There’s a really interesting debate here about the merits of analysing young adult books for the beauty (or otherwise) of their prose.

It reminds me of my friend, who was absolutely outraged when I told her that an adult book group had recently read Dream Land and then invited me to discuss it with them. if her book group had chosen a YA book, she said, she would have walked out in protest.

Yes, I have supportive friends.

Her point (I think) was not so much that Dream Land, or any other YA book, is unworthy of serious discussion, but that discussion by adults is a kind of contradiction in terms, showing the book is not doing the job it was written – or marketed – for. As a book for teens, the people who should be reading and discussing it are teenagers themselves.

I don’t myself see why engagement from children and teens has to exclude engagement from adults, although I do think that many well-read adults will read and analyse a book in a different (not necessarily more sophisticated or valid) way than younger readers.

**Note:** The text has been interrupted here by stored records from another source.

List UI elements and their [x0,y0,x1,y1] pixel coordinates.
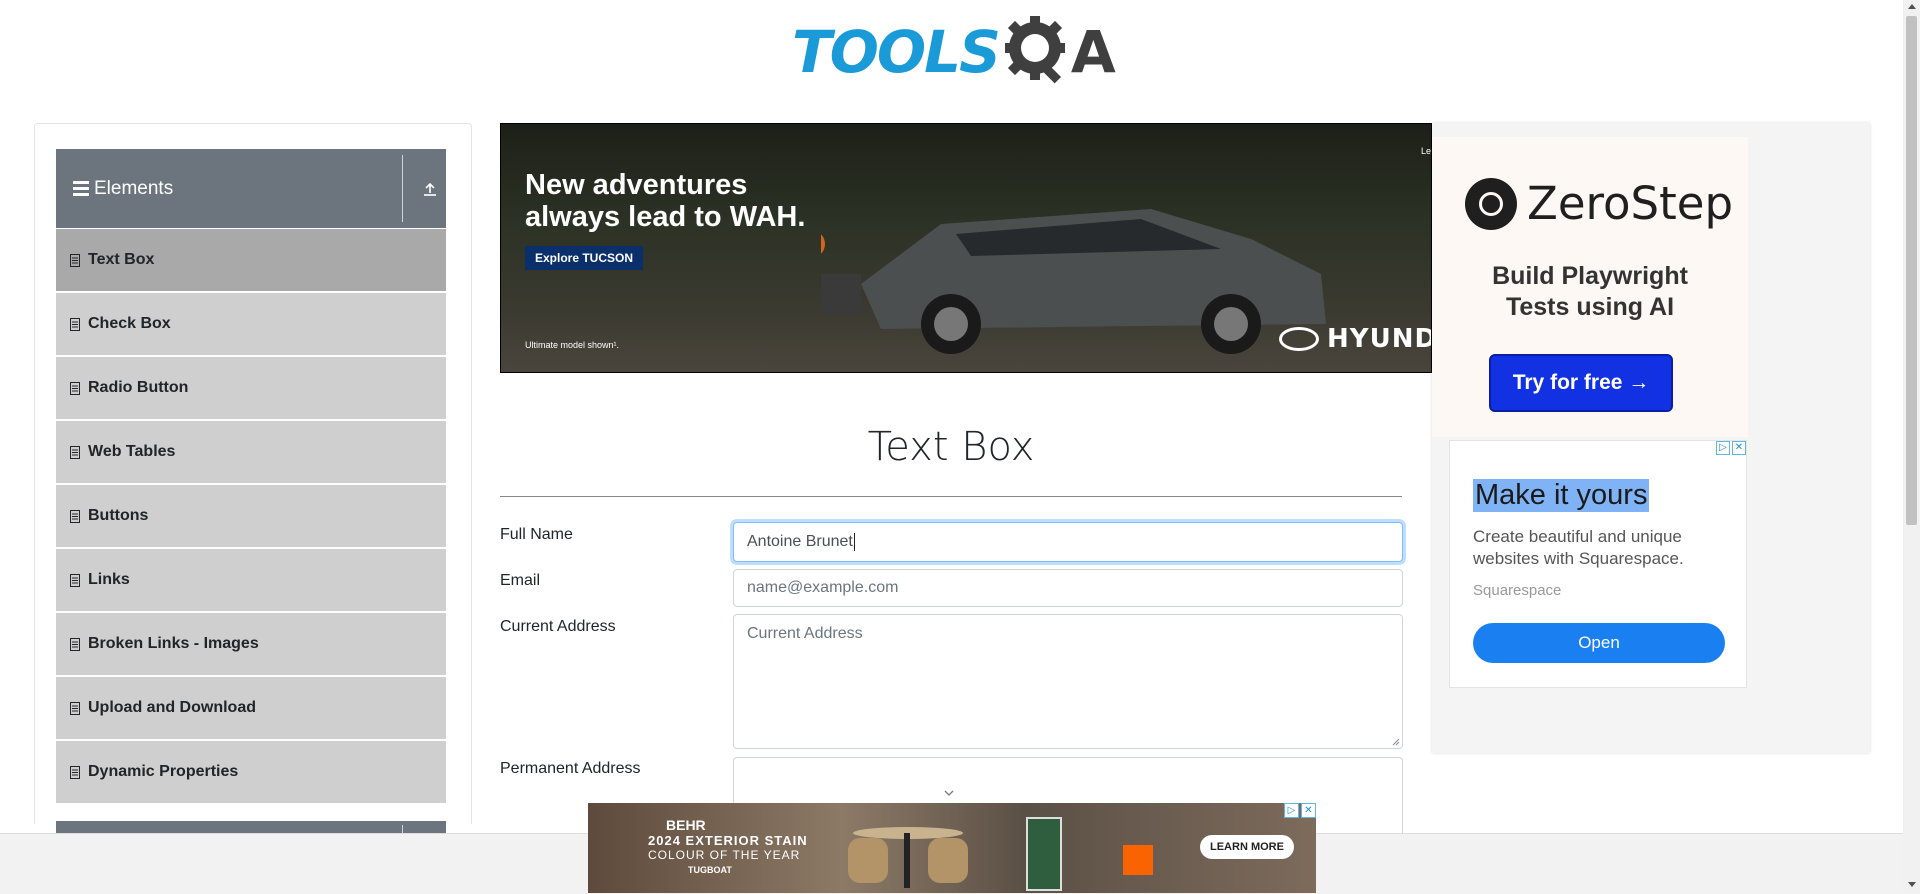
current-address-label: Current Address [500,618,616,635]
email-input[interactable]: name@example.com [733,569,1403,607]
sidebar-item-label: Check Box [88,315,171,332]
top-ad-banner[interactable]: New adventures always lead to WAH. Explo… [500,123,1432,373]
adchoices-icon[interactable]: ▷ [1716,441,1730,455]
explore-tucson-button[interactable]: Explore TUCSON [525,246,644,270]
scrollbar-thumb[interactable] [1906,16,1917,525]
logo-text-a: A [1070,18,1116,86]
sidebar-item-label: Buttons [88,507,149,524]
sidebar-item-upload-download[interactable]: Upload and Download [56,677,446,739]
hyundai-logo-icon [1279,327,1319,351]
document-icon [70,637,80,651]
group-header-divider [402,825,403,833]
document-icon [70,381,80,395]
sidebar-group-elements[interactable]: Elements [56,149,446,228]
stain-can-image [1026,817,1062,891]
ad-headline-line-1: New adventures [525,169,748,201]
document-icon [70,445,80,459]
sidebar-item-buttons[interactable]: Buttons [56,485,446,547]
toolsqa-logo[interactable]: TOOLS A [792,14,1116,90]
sidebar-item-radio-button[interactable]: Radio Button [56,357,446,419]
suv-image [821,209,1326,354]
behr-logo: BEHR [666,817,706,833]
adchoices-icon[interactable]: ▷ [1284,803,1299,818]
ad-choices[interactable]: ▷ ✕ [1716,441,1746,455]
ad-headline-line-2: always lead to WAH. [525,201,806,233]
zerostep-tagline: Build Playwright Tests using AI [1432,261,1748,323]
learn-more-button[interactable]: LEARN MORE [1200,835,1294,859]
email-placeholder: name@example.com [747,579,899,596]
current-address-placeholder: Current Address [747,625,863,642]
sidebar-item-check-box[interactable]: Check Box [56,293,446,355]
gear-magnifier-icon: A [1004,16,1116,88]
scroll-down-arrow-icon[interactable] [1908,882,1916,887]
zerostep-ad[interactable]: ZeroStep Build Playwright Tests using AI… [1432,137,1748,437]
sidebar-item-label: Broken Links - Images [88,635,259,652]
sidebar-item-label: Radio Button [88,379,189,396]
hyundai-brand-text: HYUNDA [1327,324,1431,354]
sidebar-item-broken-links[interactable]: Broken Links - Images [56,613,446,675]
hamburger-icon [73,181,89,196]
home-depot-logo [1123,845,1153,875]
hyundai-brand: HYUNDA [1279,324,1431,354]
zerostep-name: ZeroStep [1527,177,1734,230]
vertical-scrollbar[interactable] [1903,0,1920,893]
squarespace-title: Make it yours [1473,479,1650,512]
sidebar-group-next[interactable] [56,821,446,833]
behr-line-3: TUGBOAT [688,865,732,875]
group-header-divider [402,155,403,222]
behr-line-2: COLOUR OF THE YEAR [648,848,801,862]
title-divider [500,496,1402,497]
collapse-up-icon[interactable] [422,181,438,197]
zerostep-logo-icon [1465,177,1517,230]
squarespace-description: Create beautiful and unique websites wit… [1473,527,1684,568]
sidebar-item-label: Web Tables [88,443,176,460]
behr-line-1: 2024 EXTERIOR STAIN [648,833,808,848]
try-for-free-button[interactable]: Try for free → [1489,354,1673,412]
zerostep-brand: ZeroStep [1465,177,1733,230]
squarespace-source: Squarespace [1473,582,1562,599]
scroll-up-arrow-icon[interactable] [1908,4,1916,9]
sidebar-item-dynamic-properties[interactable]: Dynamic Properties [56,741,446,803]
document-icon [70,573,80,587]
patio-furniture-image [848,827,968,888]
full-name-value: Antoine Brunet [747,533,853,550]
sidebar-item-label: Dynamic Properties [88,763,239,780]
sidebar-item-label: Links [88,571,130,588]
sidebar-group-title: Elements [94,177,174,199]
document-icon [70,701,80,715]
sidebar-item-label: Upload and Download [88,699,256,716]
sidebar-item-text-box[interactable]: Text Box [56,229,446,291]
sidebar-item-label: Text Box [88,251,155,268]
document-icon [70,253,80,267]
document-icon [70,509,80,523]
document-icon [70,317,80,331]
bottom-ad-banner[interactable]: BEHR 2024 EXTERIOR STAIN COLOUR OF THE Y… [588,803,1316,893]
squarespace-ad[interactable]: ▷ ✕ Make it yours Create beautiful and u… [1449,440,1747,688]
page-title: Text Box [867,424,1035,470]
ad-headline: New adventures always lead to WAH. [525,169,805,233]
resize-handle-icon[interactable] [1392,738,1400,746]
full-name-label: Full Name [500,526,573,543]
logo-text-tools: TOOLS [792,18,1001,86]
email-label: Email [500,572,541,589]
ad-footnote: Ultimate model shown¹. [525,340,620,350]
behr-ad-text: BEHR 2024 EXTERIOR STAIN COLOUR OF THE Y… [648,817,808,875]
zerostep-tagline-line-2: Tests using AI [1505,293,1675,321]
full-name-input[interactable]: Antoine Brunet [733,522,1403,562]
sidebar-item-web-tables[interactable]: Web Tables [56,421,446,483]
text-caret [853,532,855,551]
ad-choices[interactable]: ▷ ✕ [1284,803,1316,818]
ad-corner-text: Le [1420,146,1431,156]
close-icon[interactable]: ✕ [1732,441,1746,455]
current-address-textarea[interactable]: Current Address [733,614,1403,749]
chevron-down-icon [944,790,954,796]
sidebar-item-links[interactable]: Links [56,549,446,611]
open-button[interactable]: Open [1473,623,1725,663]
document-icon [70,765,80,779]
permanent-address-label: Permanent Address [500,760,641,777]
sidebar-menu: Text Box Check Box Radio Button Web Tabl… [56,229,446,805]
zerostep-tagline-line-1: Build Playwright [1492,262,1688,290]
close-icon[interactable]: ✕ [1301,803,1316,818]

But my friend does have a point about these debates over YA literature, which all too often resemble all the other debates about young people today – i.e. completely lacking in input from the people in question. When an articulate teen does join the fray the response is one of David Attenborough-like hushed awe to a sighting of a rare, theoretically cherished but rather misunderstood elusive beast…

Shhh! It might run away!

Gone but not (entirely) forgotten

A question from the Willesden Green Library reading group, who have just read Dream Land:

is it true, as they’ve heard other writers say, that once a book is finished and published the author forgets it, having long since moved on to the next thing?

I too have heard this, and never used to believe it. How is it possible to forget something you’ve spent so much time and effort over? I thought it would be almost the equivalent of forgetting your own child.

I realise now that’s not the right analogy. Maybe something closer would be the relationship to a former love.

For a time you were utterly obsessed with your love. You knew everything about this person, your life was utterly bound up in them. But then you parted and it ended. Children grow and change in themselves and their relationship with you. Former lovers never do; they are locked away in the time it was and the person they were when it ended. Just as books, once they’re on the page, are fixed in the time you wrote them and the ending you chose for them. Even if they are now off having meaningful relationships with other people…

I’m still on good terms with these former loves of mine. I look back on them with affection, surprise occasionally (that good…?), not too much embarrassment as yet, though sometimes a feeling that it could probably have been better. I’m happy to have the chance to get reacquainted. And it’s fascinating to hear other people talking about them, seeing things I didn’t realise at the time, or never guessed were there at all.

Thanks to the members of the Willesden Green Library reading group for so many insightful comments and questions on Sunday. Also many thanks to Hunting Raven Bookshop in Frome, for organising a book reading and signing on Saturday, and to everyone who came. It’s a wonderful privilege to have a chance to talk to readers about my books.

Right, now I can get back to thinking about the next thing, the new love in my life.